An open-source, self-hostable version of the New York Times' internal Manosphere Report tool – built entirely on Cloudflare's platform so you can deploy it in minutes with no servers to manage.
Live demo (read-only)
The NYT's tool monitors ~80 podcasts, automatically transcribes new episodes, summarises them with AI, and surfaces trending topics across the ecosystem each morning. Their system requires dedicated infrastructure and internal tooling. This project replicates that workflow using Cloudflare Workers, D1, R2, AI, and Workflows – all on the free or pay-as-you-go tier.
- Monitors RSS feeds – Add any podcast by RSS URL or Apple Podcasts link. A cron job checks for new episodes every 6 hours.
- Downloads and stores audio – New episodes are streamed into Cloudflare R2 for durable storage.
- Transcribes with Whisper – Audio is chunked and transcribed via Cloudflare AI (Whisper Large v3 Turbo), producing word-level timestamps.
- Analyses each episode – A language model (GLM-4.7-Flash, 131k token context) extracts a summary, topic tags, themes, sentiment, and key quotes.
- Generates weekly trend reports – Cross-podcast analysis identifies shared talking points, emerging narratives, and rhetorical patterns across all tracked shows.
- Serves a web UI – Browse podcasts, read analyses, listen to episodes with a synchronised transcript, and manage everything from an admin panel.
- A Cloudflare account (free tier works)
- Node.js 18+
- pnpm (
npm install -g pnpm)
git clone <repo-url>
cd manosphere-report
pnpm installYou need a D1 database and an R2 bucket. Create them via the Wrangler CLI (installed as a dev dependency):
# Create the D1 database
pnpm wrangler d1 create manosphere-report-db
# Create the R2 bucket
pnpm wrangler r2 bucket create manosphere-audioUpdate wrangler.jsonc with the database ID returned by the d1 create command:
# Local development
pnpm db:migrate:local
# Production (after deploying)
pnpm db:migrate:remotepnpm devThis starts a local Vite dev server backed by Wrangler's miniflare runtime, which emulates D1, R2, AI, and Workflows locally.

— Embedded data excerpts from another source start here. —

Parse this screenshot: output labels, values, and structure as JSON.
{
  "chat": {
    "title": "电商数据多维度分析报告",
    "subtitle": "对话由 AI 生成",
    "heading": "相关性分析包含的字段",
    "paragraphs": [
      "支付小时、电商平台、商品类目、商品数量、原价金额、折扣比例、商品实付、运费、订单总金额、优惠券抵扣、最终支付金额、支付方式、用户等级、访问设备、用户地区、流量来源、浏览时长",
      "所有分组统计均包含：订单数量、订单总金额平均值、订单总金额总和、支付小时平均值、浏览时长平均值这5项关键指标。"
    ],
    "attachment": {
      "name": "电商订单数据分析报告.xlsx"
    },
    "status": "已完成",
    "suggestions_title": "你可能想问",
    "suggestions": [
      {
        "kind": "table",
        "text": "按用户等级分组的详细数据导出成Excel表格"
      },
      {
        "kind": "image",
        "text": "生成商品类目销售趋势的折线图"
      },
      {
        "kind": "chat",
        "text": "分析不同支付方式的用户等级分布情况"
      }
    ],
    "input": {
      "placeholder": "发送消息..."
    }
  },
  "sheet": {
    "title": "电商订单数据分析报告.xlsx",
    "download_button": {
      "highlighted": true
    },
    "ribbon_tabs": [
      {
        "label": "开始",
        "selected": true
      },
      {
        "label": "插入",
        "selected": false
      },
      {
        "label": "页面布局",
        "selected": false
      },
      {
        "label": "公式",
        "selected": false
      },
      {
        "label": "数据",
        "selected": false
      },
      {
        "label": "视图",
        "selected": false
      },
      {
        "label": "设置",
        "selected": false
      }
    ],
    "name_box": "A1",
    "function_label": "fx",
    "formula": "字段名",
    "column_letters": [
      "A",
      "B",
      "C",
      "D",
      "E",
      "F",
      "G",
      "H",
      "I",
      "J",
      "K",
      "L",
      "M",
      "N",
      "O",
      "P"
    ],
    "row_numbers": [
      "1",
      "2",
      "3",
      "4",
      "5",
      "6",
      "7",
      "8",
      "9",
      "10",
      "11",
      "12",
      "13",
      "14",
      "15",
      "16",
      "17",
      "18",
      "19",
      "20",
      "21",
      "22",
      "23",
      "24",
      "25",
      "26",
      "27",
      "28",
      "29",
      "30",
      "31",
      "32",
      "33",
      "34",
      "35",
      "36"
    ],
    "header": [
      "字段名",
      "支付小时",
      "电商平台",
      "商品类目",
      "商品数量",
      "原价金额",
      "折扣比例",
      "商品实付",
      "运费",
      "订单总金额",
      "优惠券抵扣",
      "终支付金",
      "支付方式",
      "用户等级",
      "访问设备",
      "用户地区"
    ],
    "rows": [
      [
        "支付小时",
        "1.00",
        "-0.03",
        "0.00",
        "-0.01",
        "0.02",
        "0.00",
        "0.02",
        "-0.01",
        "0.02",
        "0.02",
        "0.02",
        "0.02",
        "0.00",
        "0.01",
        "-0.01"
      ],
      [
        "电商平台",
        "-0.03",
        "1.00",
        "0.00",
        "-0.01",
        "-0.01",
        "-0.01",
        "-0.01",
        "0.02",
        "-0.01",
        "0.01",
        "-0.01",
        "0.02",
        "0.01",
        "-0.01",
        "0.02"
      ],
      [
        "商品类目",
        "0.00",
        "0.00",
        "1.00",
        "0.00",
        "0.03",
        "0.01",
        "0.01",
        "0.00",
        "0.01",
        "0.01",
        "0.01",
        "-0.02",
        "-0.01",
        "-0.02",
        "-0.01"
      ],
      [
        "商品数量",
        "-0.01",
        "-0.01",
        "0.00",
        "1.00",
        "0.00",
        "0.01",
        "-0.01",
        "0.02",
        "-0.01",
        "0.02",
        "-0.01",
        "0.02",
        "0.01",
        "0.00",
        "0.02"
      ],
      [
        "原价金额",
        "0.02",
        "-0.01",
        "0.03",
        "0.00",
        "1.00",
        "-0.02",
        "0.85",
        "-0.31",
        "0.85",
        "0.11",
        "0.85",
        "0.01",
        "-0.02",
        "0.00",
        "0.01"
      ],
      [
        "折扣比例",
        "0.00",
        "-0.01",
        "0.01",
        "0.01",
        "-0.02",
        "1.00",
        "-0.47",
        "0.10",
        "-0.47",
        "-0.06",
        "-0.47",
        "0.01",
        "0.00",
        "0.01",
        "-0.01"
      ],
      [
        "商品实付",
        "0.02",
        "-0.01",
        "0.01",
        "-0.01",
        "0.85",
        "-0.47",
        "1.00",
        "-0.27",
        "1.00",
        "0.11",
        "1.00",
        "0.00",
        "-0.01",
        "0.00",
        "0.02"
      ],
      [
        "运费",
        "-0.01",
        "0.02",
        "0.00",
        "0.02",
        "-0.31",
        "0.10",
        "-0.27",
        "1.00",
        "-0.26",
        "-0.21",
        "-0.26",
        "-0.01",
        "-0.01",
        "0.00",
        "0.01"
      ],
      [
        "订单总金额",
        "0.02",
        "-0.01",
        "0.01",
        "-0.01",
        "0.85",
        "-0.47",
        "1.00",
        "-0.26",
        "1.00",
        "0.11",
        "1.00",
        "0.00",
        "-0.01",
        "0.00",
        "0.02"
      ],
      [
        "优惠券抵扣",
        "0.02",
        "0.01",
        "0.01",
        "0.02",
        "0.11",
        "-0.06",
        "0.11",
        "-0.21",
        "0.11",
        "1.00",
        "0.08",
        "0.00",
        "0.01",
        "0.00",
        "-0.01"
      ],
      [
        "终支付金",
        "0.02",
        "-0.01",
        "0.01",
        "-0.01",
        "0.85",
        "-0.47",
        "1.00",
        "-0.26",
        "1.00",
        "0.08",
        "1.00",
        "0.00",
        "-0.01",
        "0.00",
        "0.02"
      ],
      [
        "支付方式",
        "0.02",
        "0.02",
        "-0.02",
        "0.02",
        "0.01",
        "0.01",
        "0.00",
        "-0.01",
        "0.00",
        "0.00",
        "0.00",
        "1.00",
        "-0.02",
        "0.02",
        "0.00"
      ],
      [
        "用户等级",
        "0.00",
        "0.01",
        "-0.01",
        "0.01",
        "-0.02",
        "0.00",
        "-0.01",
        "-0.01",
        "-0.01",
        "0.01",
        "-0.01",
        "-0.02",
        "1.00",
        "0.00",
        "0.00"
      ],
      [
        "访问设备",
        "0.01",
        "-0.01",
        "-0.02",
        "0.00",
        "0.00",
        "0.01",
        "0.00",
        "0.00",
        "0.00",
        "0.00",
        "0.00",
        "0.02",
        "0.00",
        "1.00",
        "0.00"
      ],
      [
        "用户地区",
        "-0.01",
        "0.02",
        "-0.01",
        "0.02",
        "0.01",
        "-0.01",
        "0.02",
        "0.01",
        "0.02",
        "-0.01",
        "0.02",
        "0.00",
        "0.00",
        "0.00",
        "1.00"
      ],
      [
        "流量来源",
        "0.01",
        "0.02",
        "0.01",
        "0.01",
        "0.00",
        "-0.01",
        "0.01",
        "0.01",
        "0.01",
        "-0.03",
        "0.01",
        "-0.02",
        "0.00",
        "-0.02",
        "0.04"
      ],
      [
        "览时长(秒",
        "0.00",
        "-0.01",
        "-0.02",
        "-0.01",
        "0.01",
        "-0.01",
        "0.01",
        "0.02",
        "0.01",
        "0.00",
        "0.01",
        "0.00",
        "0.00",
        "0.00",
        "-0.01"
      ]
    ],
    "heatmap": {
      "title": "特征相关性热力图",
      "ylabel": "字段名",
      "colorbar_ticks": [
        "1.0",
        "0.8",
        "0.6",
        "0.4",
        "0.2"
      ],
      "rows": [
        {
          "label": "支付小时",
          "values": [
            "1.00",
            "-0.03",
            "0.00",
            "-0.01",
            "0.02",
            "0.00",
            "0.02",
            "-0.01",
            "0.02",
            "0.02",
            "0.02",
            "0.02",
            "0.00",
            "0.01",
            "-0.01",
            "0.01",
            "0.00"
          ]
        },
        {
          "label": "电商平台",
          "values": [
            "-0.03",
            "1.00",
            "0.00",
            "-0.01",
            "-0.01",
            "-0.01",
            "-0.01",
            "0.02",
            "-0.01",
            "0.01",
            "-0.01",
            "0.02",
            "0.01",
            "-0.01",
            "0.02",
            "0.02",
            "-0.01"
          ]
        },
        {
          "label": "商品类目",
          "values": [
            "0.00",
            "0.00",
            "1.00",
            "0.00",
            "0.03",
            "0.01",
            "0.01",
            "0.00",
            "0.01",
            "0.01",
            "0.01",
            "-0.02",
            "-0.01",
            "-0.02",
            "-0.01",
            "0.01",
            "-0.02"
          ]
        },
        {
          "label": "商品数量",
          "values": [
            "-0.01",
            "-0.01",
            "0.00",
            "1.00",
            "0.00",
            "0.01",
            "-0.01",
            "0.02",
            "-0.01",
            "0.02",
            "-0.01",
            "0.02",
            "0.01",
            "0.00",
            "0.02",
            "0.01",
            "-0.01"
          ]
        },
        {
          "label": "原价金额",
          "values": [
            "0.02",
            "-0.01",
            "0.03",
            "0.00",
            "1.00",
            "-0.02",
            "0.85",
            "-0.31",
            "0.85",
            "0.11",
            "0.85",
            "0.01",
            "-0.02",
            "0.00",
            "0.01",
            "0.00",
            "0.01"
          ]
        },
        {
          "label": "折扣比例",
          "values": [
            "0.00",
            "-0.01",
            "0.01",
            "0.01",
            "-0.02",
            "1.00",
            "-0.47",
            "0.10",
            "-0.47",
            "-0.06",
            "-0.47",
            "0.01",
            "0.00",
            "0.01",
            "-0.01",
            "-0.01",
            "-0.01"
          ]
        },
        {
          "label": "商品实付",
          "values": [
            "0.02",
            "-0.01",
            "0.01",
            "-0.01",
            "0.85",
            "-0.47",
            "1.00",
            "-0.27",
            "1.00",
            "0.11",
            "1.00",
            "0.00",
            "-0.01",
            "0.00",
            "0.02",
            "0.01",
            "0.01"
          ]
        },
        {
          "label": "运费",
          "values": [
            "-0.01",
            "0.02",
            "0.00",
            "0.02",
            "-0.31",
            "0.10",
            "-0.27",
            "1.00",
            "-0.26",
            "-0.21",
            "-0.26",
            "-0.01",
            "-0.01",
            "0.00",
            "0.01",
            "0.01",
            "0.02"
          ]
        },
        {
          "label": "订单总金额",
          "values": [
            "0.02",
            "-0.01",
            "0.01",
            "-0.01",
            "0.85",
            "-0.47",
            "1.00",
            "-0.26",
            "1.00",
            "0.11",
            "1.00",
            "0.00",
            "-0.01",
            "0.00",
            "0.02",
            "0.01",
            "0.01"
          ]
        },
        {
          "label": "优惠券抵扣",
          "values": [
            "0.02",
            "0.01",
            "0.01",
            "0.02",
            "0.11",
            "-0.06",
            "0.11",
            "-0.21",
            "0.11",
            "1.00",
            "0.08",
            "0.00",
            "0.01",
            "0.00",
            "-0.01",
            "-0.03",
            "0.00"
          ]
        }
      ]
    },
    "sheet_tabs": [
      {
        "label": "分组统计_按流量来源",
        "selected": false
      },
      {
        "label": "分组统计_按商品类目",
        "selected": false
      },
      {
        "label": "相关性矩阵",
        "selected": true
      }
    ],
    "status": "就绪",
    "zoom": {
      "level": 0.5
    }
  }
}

pnpm deployThis runs vite build, tsc --noEmit for type checking, then wrangler deploy to push to Cloudflare.
All configuration lives in wrangler.jsonc:
| Variable | Default | Description |
|---|---|---|
IS_DEMO |
"false" |
Set to "true" to run in read-only demo mode. Blocks all mutations (adding podcasts, triggering polls, etc.) and shows a toast notification instead. |
The cron schedule is set to 0 */6 * * * (every 6 hours). Change the triggers.crons array in wrangler.jsonc to adjust polling frequency.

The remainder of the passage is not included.